I grew up in a home where Mentholatum was considered so much more than just an attractive green jar.
Chest rub? Chapped-nostril soother? Pretend lip gloss?
You can imagine my disappointment when I grew to discover that lip glosses are not always “mentholated”.
Maryna, a sophisticated Ukrainian with eyes the color of midnight and a dark wit to match them, leans over the table, hands me a pink lip gloss made by Buxom. Like my beloved Mentholatum, it, too, makes the lips tingle.
I look at the tube. “Really?” Buxom is not cheap. I fight the urge to slam my drink, do a victory lap, maybe give my sister a call just to gloat a bit over the free booty.

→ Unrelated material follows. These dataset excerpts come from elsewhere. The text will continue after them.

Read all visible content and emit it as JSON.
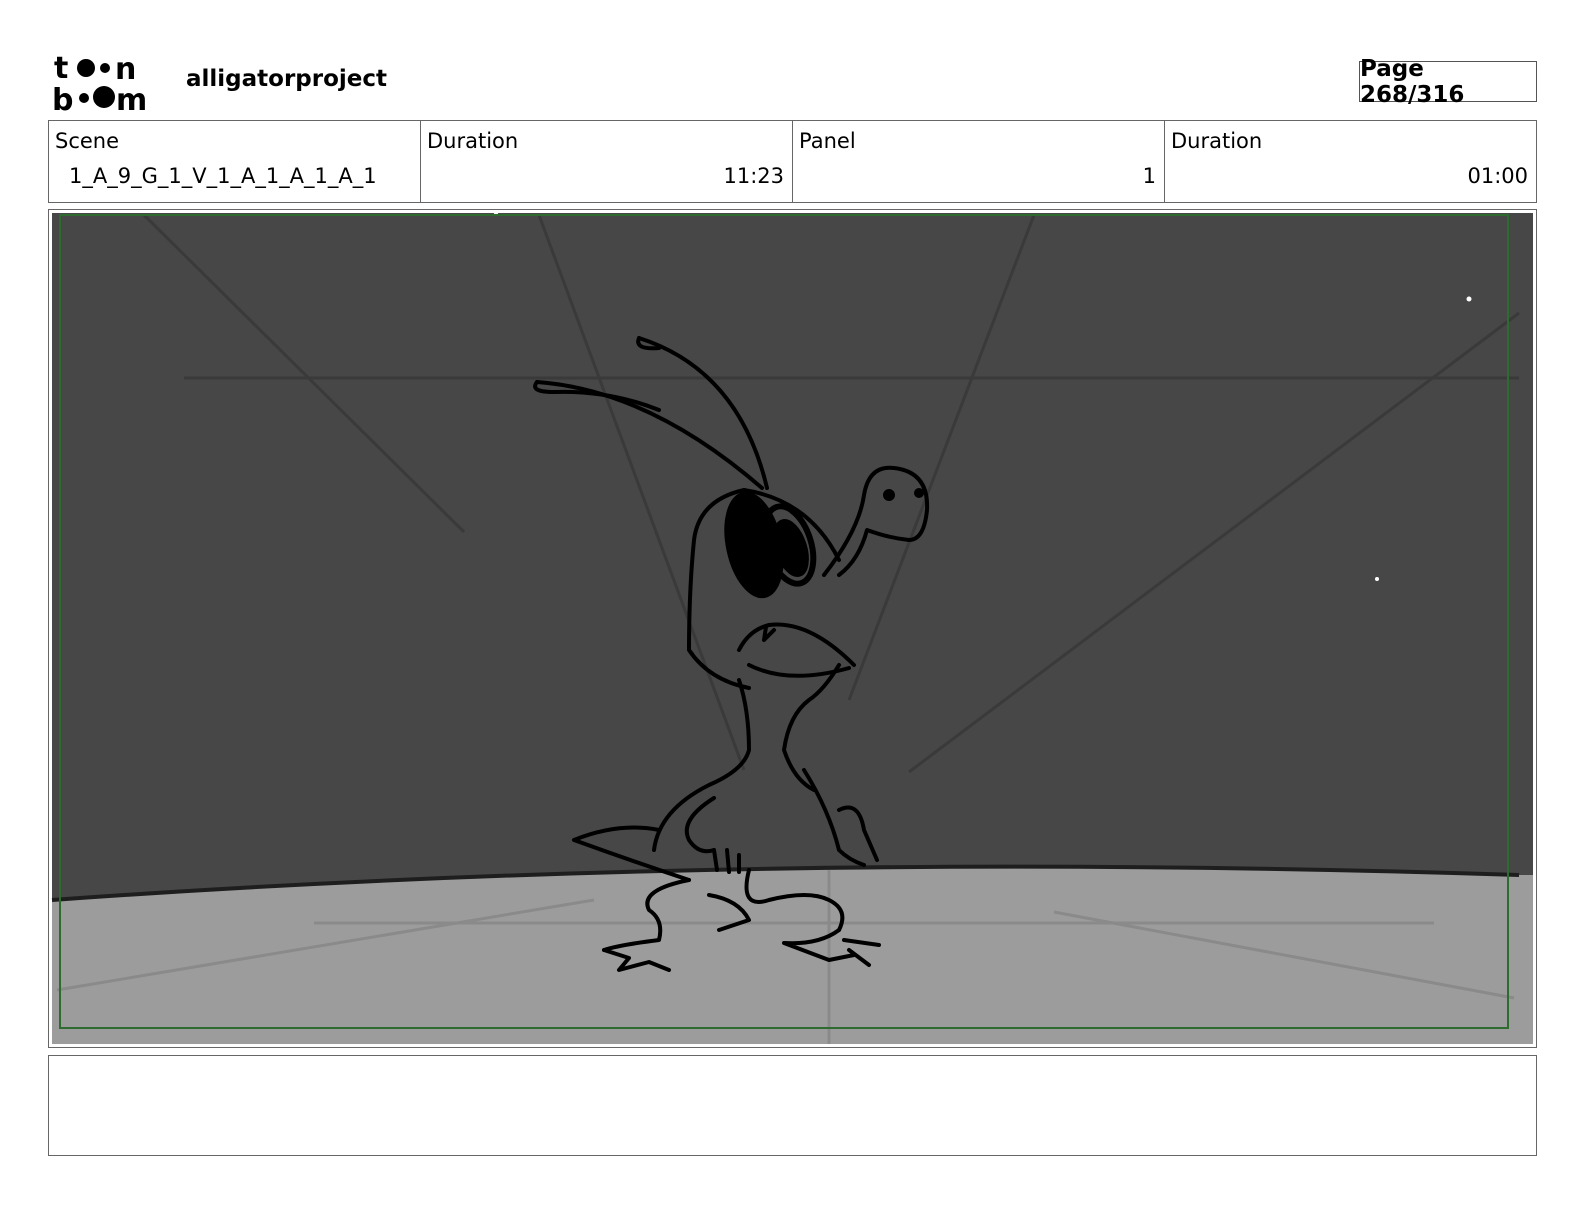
{
  "header": {
    "logo_text": "toon boom",
    "project_name": "alligatorproject",
    "page_label": "Page 268/316"
  },
  "info": {
    "scene_label": "Scene",
    "scene_value": "1_A_9_G_1_V_1_A_1_A_1_A_1",
    "scene_duration_label": "Duration",
    "scene_duration_value": "11:23",
    "panel_label": "Panel",
    "panel_value": "1",
    "panel_duration_label": "Duration",
    "panel_duration_value": "01:00"
  },
  "panel": {
    "sky_color": "#474747",
    "floor_color": "#9c9c9c",
    "safe_frame_color": "#2e6b2e",
    "ink_color": "#000000"
  },
  "notes": {
    "text": ""
  }
}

Maryna waves a dismissive hand. “I don’t like. My friend Olya geev to me. She don’t like either.”
I grin at her. “Well thank you, Maryna!”
We raise our glasses to each other. Then: “I have question for you.”

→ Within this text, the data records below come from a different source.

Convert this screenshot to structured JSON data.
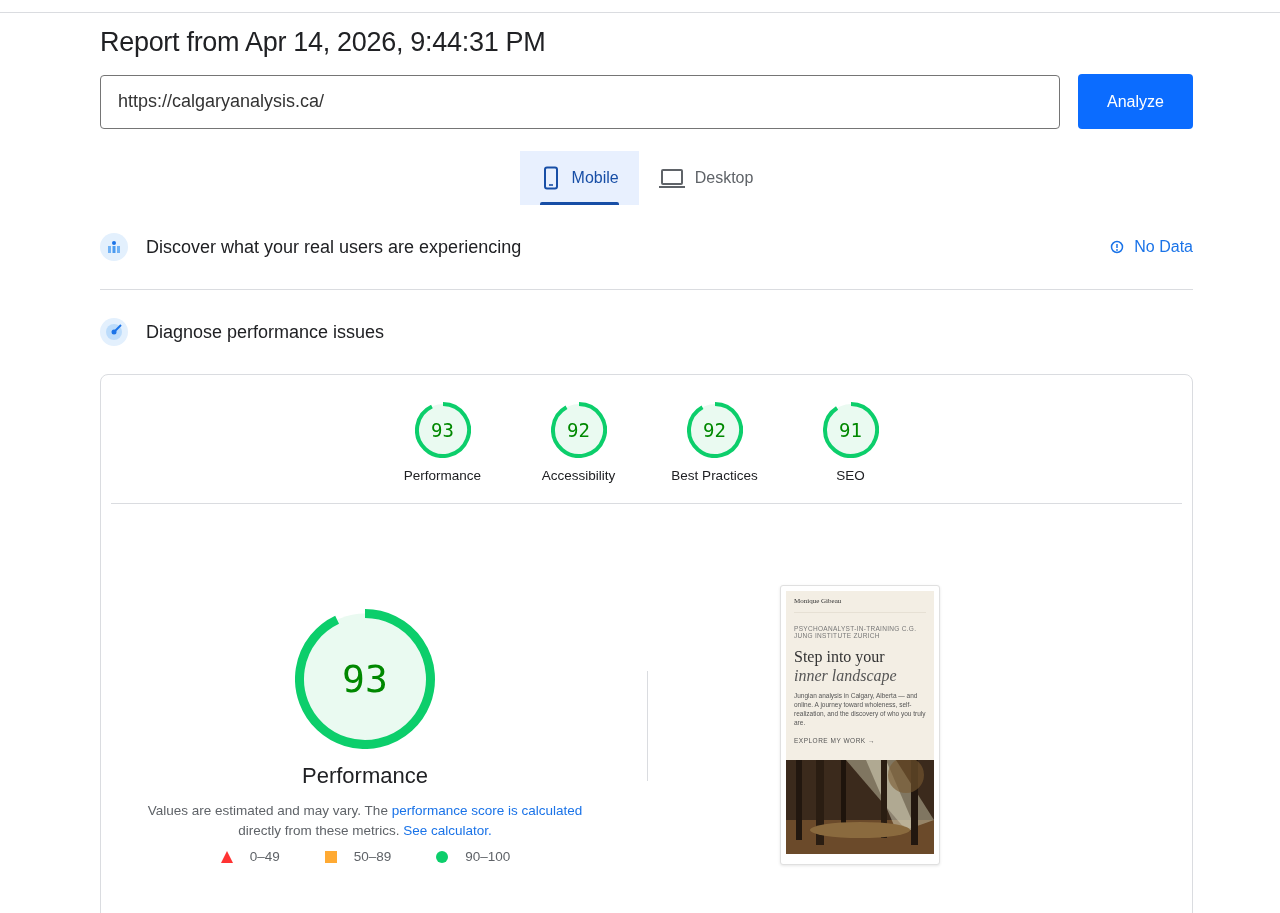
{
  "report_title": "Report from Apr 14, 2026, 9:44:31 PM",
  "url_field": {
    "value": "https://calgaryanalysis.ca/"
  },
  "analyze_button": "Analyze",
  "device_tabs": [
    {
      "label": "Mobile",
      "kind": "phone",
      "selected": true
    },
    {
      "label": "Desktop",
      "kind": "laptop",
      "selected": false
    }
  ],
  "field_data": {
    "title": "Discover what your real users are experiencing",
    "status": "No Data"
  },
  "lab_data": {
    "title": "Diagnose performance issues"
  },
  "categories": [
    {
      "score": "93",
      "label": "Performance",
      "level": 0.93
    },
    {
      "score": "92",
      "label": "Accessibility",
      "level": 0.92
    },
    {
      "score": "92",
      "label": "Best Practices",
      "level": 0.92
    },
    {
      "score": "91",
      "label": "SEO",
      "level": 0.91
    }
  ],
  "main_gauge": {
    "score": "93",
    "level": 0.93,
    "title": "Performance"
  },
  "note": [
    {
      "kind": "text",
      "text": "Values are estimated and may vary. The "
    },
    {
      "kind": "link",
      "text": "performance score is calculated"
    },
    {
      "kind": "text",
      "text": " directly from these metrics. "
    },
    {
      "kind": "link",
      "text": "See calculator."
    }
  ],
  "legend": [
    {
      "kind": "triangle",
      "label": "0–49",
      "color": "#ff3333"
    },
    {
      "kind": "square",
      "label": "50–89",
      "color": "#ffaa33"
    },
    {
      "kind": "circle",
      "label": "90–100",
      "color": "#0cce6b"
    }
  ],
  "screenshot": {
    "site_name": "Monique Gibeau",
    "eyebrow": "PSYCHOANALYST-IN-TRAINING   C.G. JUNG INSTITUTE ZURICH",
    "headline": "Step into your",
    "headline_italic": "inner landscape",
    "intro": "Jungian analysis in Calgary, Alberta — and online. A journey toward wholeness, self-realization, and the discovery of who you truly are.",
    "cta": "EXPLORE MY WORK →"
  }
}
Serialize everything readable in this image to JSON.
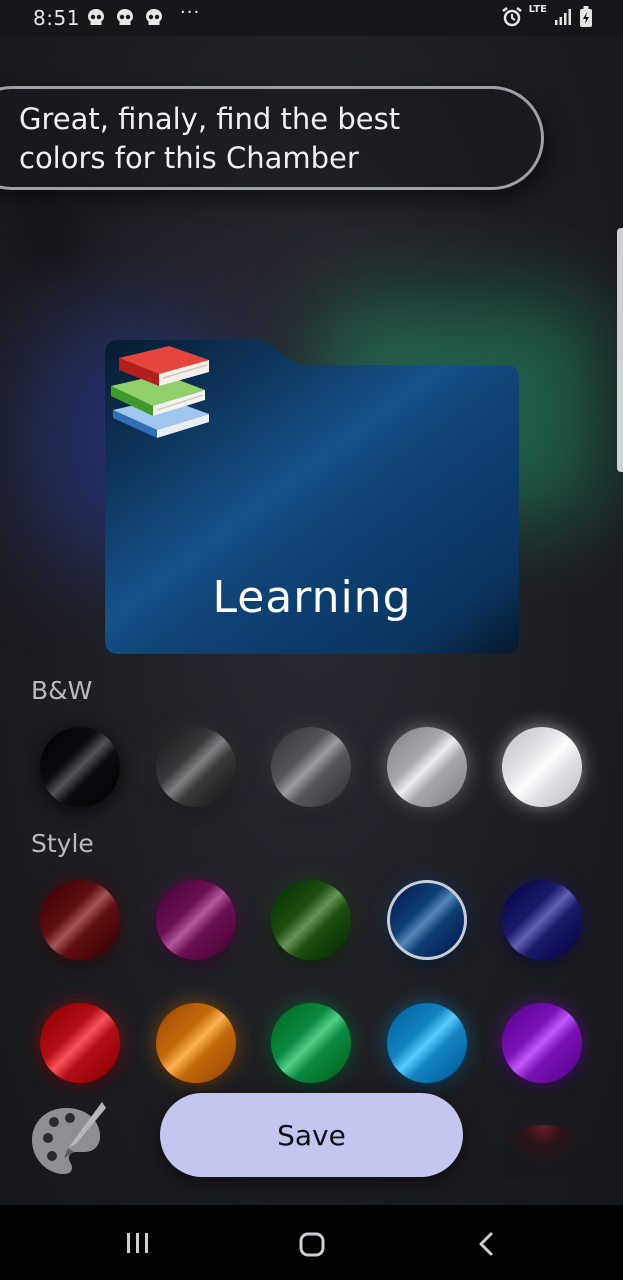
{
  "status_bar": {
    "time": "8:51",
    "notification_icons": [
      "skull-icon",
      "skull-icon",
      "skull-icon"
    ],
    "more": "···",
    "network": "LTE",
    "right_icons": [
      "alarm-icon",
      "lte-icon",
      "signal-icon",
      "battery-charging-icon"
    ]
  },
  "prompt": {
    "text": "Great, finaly, find the best colors for this Chamber"
  },
  "folder": {
    "emoji": "books-icon",
    "label": "Learning",
    "selected_color": "#0e3f74"
  },
  "sections": {
    "bw": {
      "label": "B&W",
      "swatches": [
        {
          "name": "black",
          "color": "#0b0b10"
        },
        {
          "name": "dark-gray",
          "color": "#3a3a3d"
        },
        {
          "name": "gray",
          "color": "#55575c"
        },
        {
          "name": "silver",
          "color": "#a7a8ac"
        },
        {
          "name": "white",
          "color": "#e4e6ea"
        }
      ]
    },
    "style": {
      "label": "Style",
      "row1": [
        {
          "name": "dark-red",
          "color": "#5e0d10"
        },
        {
          "name": "dark-magenta",
          "color": "#6c0f55"
        },
        {
          "name": "dark-green",
          "color": "#1e4f0f"
        },
        {
          "name": "navy",
          "color": "#0e3f74",
          "selected": true
        },
        {
          "name": "indigo",
          "color": "#1b1a6a"
        }
      ],
      "row2": [
        {
          "name": "red",
          "color": "#b20d14"
        },
        {
          "name": "orange",
          "color": "#c26b0c"
        },
        {
          "name": "green",
          "color": "#0a8a43"
        },
        {
          "name": "sky-blue",
          "color": "#1283c0"
        },
        {
          "name": "purple",
          "color": "#7b12b5"
        }
      ]
    }
  },
  "actions": {
    "palette_icon": "palette-icon",
    "save_label": "Save"
  },
  "nav": {
    "icons": [
      "recent-apps-icon",
      "home-icon",
      "back-icon"
    ]
  }
}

I slide my new favorite thing into the section of my purse reserved specifically for favorite things. “Hmmm?”
“What is ‘moon’?”
I close my purse, peer at her over my glass of wine. “Moon?” I point out the window. “Like, moon?”

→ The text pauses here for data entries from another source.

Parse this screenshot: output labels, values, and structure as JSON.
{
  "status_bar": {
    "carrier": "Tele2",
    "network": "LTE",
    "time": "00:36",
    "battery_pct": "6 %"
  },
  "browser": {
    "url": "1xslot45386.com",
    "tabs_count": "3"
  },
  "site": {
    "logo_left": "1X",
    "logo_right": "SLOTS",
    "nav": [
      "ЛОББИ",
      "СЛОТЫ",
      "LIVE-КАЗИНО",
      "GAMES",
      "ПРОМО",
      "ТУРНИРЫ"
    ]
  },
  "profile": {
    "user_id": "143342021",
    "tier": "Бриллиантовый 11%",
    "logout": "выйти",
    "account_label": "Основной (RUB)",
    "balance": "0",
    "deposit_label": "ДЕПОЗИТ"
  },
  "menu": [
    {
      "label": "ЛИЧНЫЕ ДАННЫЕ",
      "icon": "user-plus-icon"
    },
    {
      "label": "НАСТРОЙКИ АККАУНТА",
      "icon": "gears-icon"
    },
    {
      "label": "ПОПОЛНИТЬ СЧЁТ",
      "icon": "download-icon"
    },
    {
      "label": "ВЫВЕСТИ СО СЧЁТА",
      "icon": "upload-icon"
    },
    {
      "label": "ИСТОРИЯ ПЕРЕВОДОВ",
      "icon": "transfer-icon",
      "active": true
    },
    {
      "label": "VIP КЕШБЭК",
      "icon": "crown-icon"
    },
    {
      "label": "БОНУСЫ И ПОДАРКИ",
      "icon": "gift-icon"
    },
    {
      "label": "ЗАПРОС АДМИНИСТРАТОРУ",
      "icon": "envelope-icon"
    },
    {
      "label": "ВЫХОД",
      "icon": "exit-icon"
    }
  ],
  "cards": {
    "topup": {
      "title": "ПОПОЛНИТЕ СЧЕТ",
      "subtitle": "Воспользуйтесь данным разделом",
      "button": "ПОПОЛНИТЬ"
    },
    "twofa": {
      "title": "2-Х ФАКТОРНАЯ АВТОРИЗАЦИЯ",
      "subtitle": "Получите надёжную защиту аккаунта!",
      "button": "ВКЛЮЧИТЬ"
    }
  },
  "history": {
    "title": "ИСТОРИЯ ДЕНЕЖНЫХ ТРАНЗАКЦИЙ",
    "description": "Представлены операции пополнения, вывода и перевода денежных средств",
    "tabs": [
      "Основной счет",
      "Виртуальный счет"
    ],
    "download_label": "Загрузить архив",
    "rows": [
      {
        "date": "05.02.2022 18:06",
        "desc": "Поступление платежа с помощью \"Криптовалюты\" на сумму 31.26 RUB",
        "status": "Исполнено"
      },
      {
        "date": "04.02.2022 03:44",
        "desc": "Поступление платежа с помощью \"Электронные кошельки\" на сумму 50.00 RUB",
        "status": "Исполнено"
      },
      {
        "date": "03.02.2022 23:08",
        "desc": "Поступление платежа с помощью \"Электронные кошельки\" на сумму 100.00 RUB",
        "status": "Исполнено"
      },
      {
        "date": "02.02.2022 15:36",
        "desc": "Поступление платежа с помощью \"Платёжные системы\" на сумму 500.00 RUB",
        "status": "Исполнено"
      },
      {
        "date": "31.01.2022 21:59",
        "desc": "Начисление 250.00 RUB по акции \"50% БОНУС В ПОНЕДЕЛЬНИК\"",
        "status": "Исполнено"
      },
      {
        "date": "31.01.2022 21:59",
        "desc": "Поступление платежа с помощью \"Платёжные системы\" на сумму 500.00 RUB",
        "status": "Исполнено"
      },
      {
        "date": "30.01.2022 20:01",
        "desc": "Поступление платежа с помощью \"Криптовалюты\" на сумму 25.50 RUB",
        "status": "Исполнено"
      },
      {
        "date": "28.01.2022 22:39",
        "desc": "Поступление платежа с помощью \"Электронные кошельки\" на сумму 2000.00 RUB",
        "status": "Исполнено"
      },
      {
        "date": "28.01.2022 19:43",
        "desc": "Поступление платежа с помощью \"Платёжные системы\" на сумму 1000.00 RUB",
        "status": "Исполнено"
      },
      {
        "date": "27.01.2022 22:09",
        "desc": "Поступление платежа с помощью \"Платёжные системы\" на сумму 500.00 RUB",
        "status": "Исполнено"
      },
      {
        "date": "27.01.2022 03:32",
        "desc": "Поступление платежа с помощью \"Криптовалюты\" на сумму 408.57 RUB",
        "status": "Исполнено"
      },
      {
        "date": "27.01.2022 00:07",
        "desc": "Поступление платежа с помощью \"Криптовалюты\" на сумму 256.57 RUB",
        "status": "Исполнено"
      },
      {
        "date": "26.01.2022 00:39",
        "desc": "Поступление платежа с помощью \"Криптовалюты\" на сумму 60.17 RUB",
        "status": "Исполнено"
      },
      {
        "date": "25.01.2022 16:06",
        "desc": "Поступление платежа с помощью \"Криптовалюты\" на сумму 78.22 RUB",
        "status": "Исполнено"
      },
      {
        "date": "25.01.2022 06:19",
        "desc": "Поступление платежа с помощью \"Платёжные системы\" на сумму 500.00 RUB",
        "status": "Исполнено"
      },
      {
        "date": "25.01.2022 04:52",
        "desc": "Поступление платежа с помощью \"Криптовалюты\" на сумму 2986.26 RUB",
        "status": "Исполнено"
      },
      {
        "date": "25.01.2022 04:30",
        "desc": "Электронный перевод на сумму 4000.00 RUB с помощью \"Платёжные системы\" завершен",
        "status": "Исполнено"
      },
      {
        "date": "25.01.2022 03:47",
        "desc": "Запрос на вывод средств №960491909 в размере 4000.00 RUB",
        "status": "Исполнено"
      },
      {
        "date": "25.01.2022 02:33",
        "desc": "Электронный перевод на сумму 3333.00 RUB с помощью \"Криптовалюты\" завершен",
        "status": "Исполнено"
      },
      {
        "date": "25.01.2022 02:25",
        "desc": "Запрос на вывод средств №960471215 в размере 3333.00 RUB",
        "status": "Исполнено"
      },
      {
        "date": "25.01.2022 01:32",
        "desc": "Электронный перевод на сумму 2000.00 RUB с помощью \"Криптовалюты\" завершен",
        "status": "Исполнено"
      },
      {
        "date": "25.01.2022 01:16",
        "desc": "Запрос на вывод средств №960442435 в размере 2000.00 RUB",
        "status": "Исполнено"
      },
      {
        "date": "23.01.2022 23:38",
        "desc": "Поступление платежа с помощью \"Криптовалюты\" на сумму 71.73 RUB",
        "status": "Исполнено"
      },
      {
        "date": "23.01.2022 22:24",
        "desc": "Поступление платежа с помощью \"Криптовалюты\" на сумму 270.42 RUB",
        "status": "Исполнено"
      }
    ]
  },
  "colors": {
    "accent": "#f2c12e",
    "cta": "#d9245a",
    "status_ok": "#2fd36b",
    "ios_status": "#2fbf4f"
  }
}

She frowns, a pretty gesture in one so beautiful. “No, I don’t theenk.”
“Where did you hear it?”
“Coworker. She is funny woman. Maybe has, mmm, sandy corners.”
“Mm,” I say. “She’s a little rough around the edges?”
“Yes,” she says, smiling. “Yes. Rough edges.”
“So what did she say?”
There is a moment of silence while she ponders. Her dark eyes light up as she recalls the sentence. In a vague approximation of an American accent done by someone born in Kiev, she says, “Hey, Maryna. Here eet comes our boss. Let us moon heem.”
She beams innocently at me.
I grab the wine bottle, smiling, and pour myself a full glass.